LOS BANOS -- A submarine veteran of both World War II and the Korean War, Joe Cox has mostly good memories of his time in the service.
"I've been lucky all my life," the 87-year-old Los Banos resident said.
Born in Booneville, Ark., Cox came to California at age 8 and attended high school in Reedley and Parlier.
In December 1943, right after the last basketball game of the season, Cox walked into the Navy recruiting station and enlisted. He said he would have been drafted if he hadn't volunteered.
"You'd see and hear about the mud and stuff, and I didn't want to get into the mud in the Army," Cox said. "And I'd never been to sea before, so I thought it'd be a good adventure."
He was assigned as a radio operator on the USS Orion, a submarine tender. He said he remembers being asked a battery of questions by a psychologist and a test to hold his breath for at least 60 seconds.
From the Orion, Cox moved on to the submarine USS Batfish, where he operated sonar equipment and was a lookout. "First you scan the surface, then you scan the sky," Cox said. "You're looking for anything that moves."
The Batfish was patrolling the coast of Honshu, Japan's largest island. One night, about 18 months into Cox's service, the sub surfaced to shell a town called Nagata.

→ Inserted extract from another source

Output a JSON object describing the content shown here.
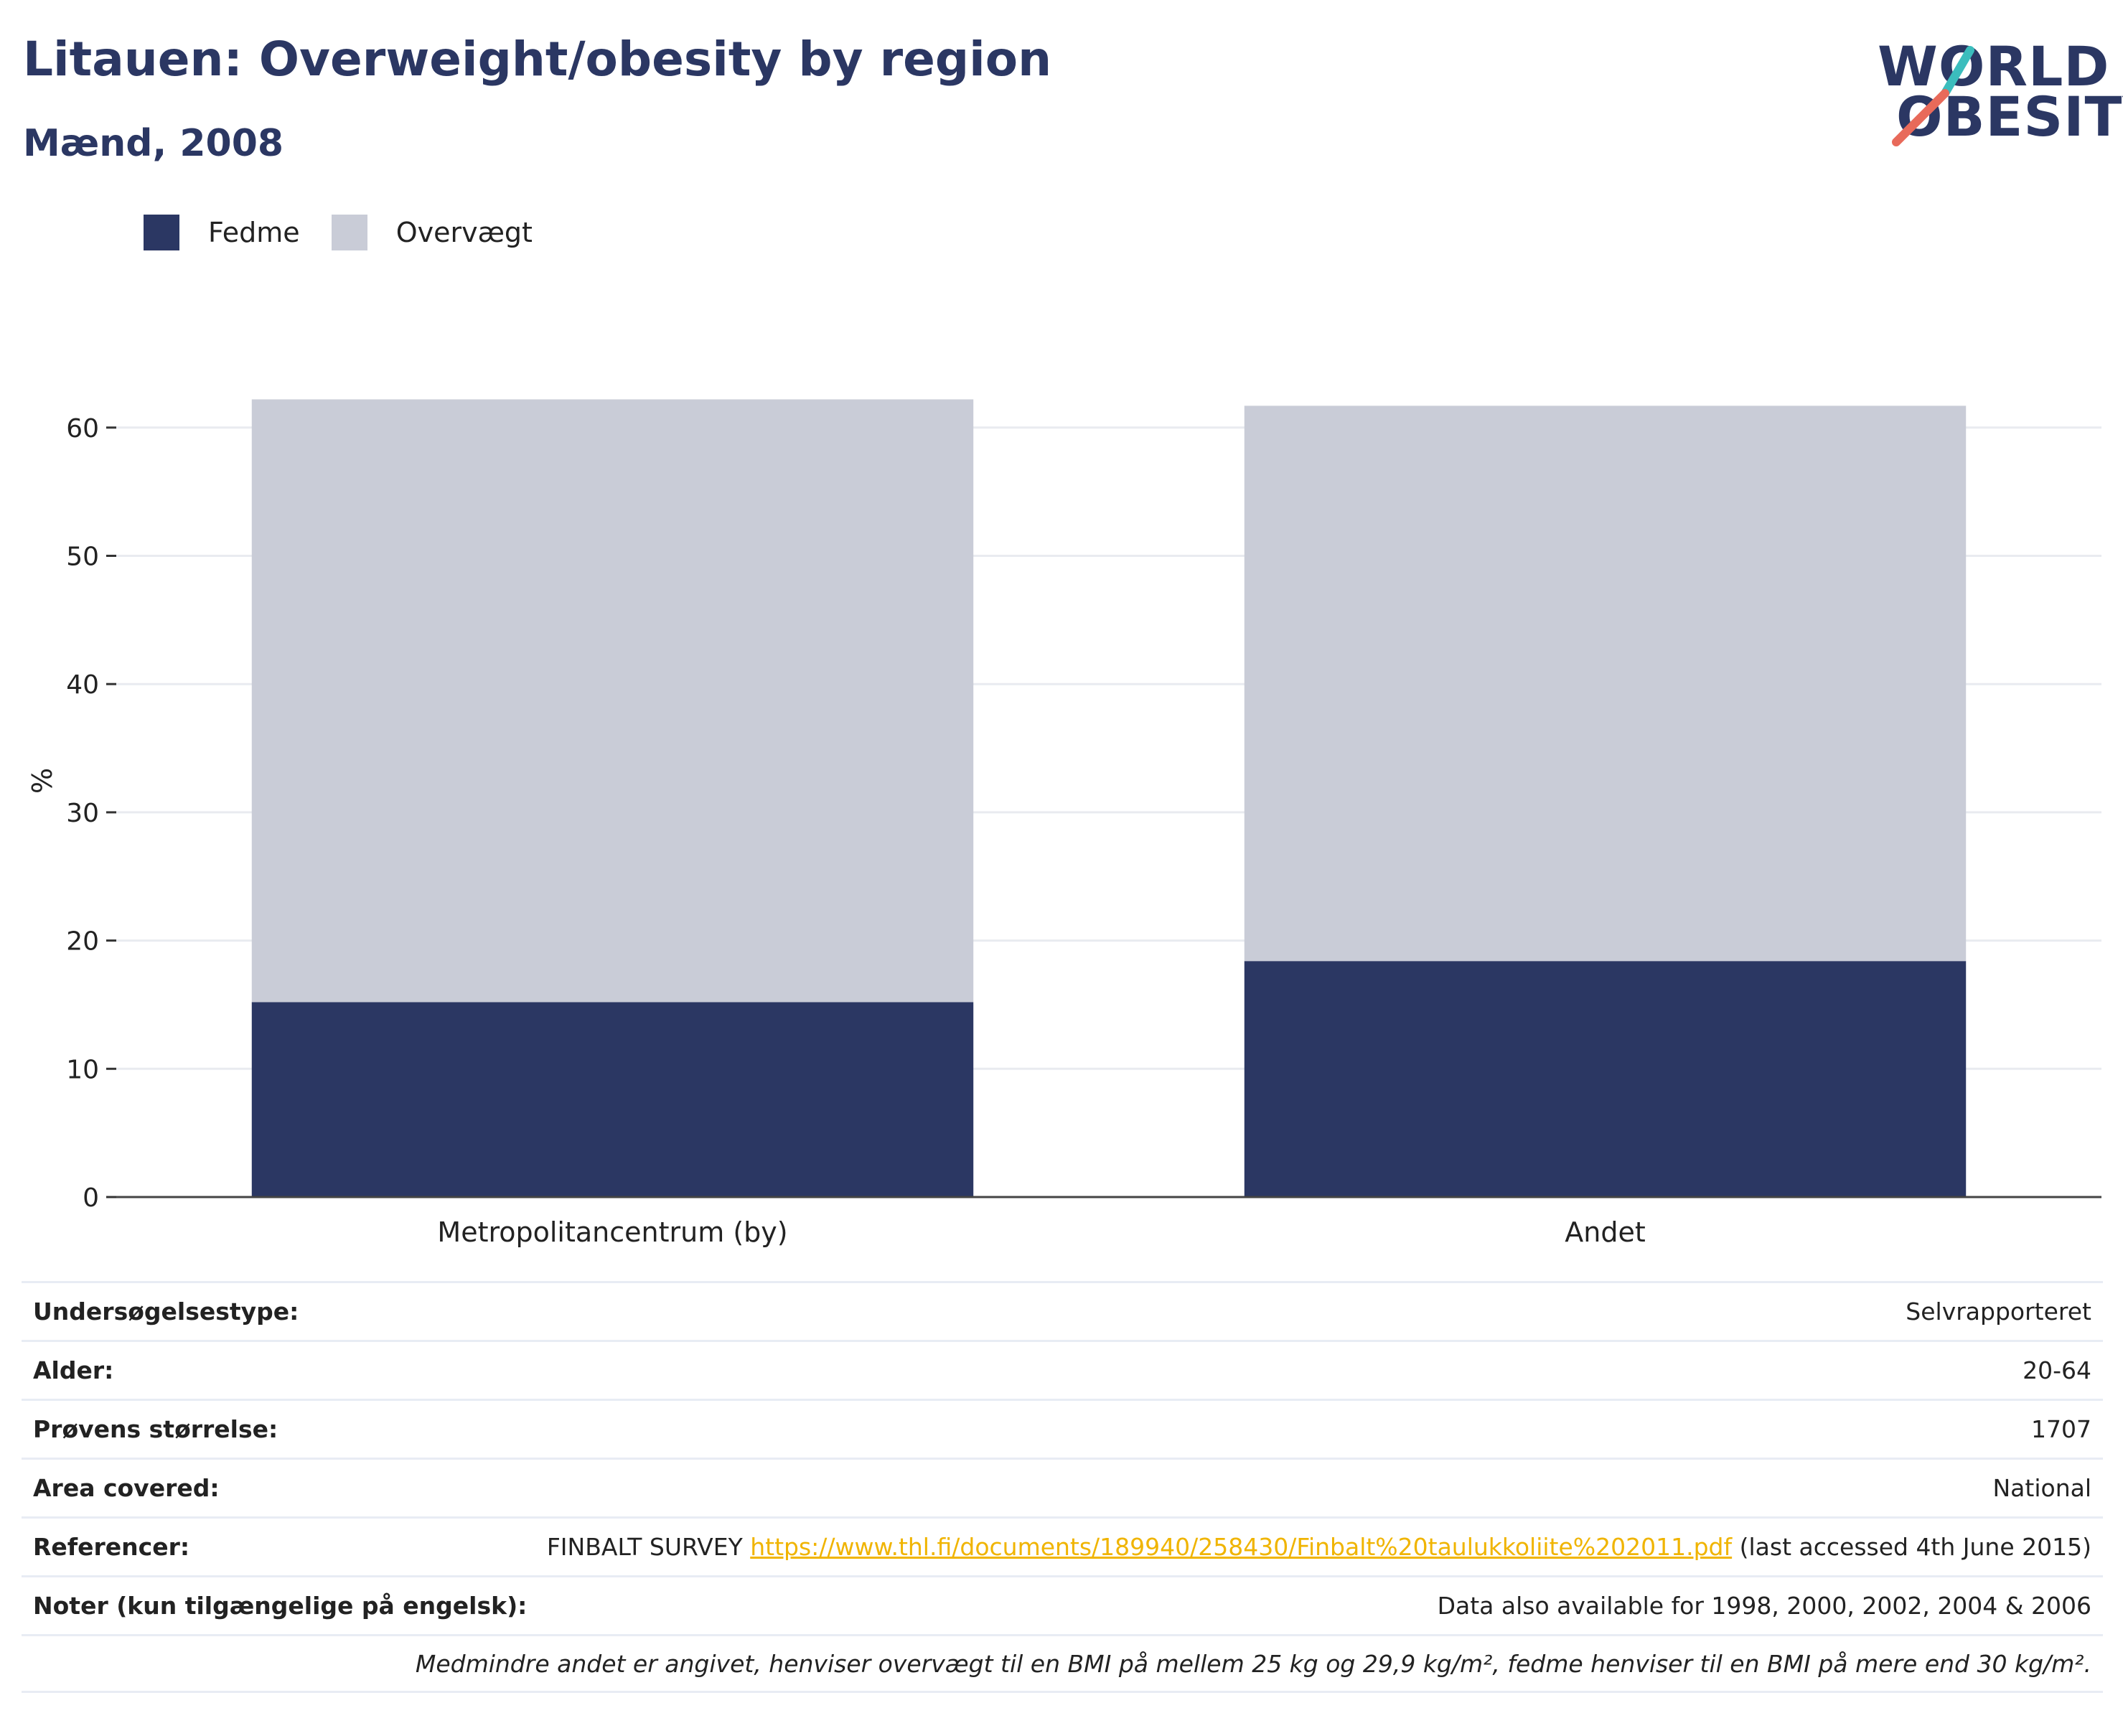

"It got just a little bit chilly, and I was looking around and all I could see was water," Cox said, with a laugh. "I was thinking to myself, 'God, here I am 8,000 miles away from home, and I barely passed the swimming test to get out of boot camp.' "
On another occasion, while picking up downed airmen, an American bomber mistakenly made a run on the Batfish.
"It got a little hairy that night," he said.
"The next night we got a message back, 'Pilot no longer a pilot,' " Cox said with a laugh.
He spent four years on the Batfish -- and loving the food. He said each member of the crew showered maybe once a week and three seaman rotated between two beds, what was called a hot bunk.
"Once you get used to living out of a sea bag, there's nothing to it," he said.
Seamen took shifts of four hours on and eight hours off, during which they watched movies, read and studied.
He remembers a message coming over the radio in 1945 about a bomb that had destroyed a city.
"We sent that message to the rest of the crew and nobody believed us," Cox said, referring to the bomb dropped on Hiroshima. "We didn't believe it ourselves."
After the war, Cox moved back to California, where he farmed a little before going to Reedley College and California Polytechnic State University, San Luis Obispo. He also signed up with the Navy reserves.
"I was told by the recruiter at that time, when I got out, 'Joe, you'll never get called back in,' " Cox said.
In 1950, he reported for duty aboard the USS McDermut, a destroyer that would patrol the east coast of Korea and protect aircraft carriers.
"The Navy really wasn't in too much of a danger in the Korean War, I didn't feel anyway, except for those floating mines," Cox said, about his two years on the McDermut.
Although he had some close calls, Cox said, he was never afraid for his life.
"Submarine duty is different, you know, because you're there with a lot of guys," Cox said. "It's like a small family."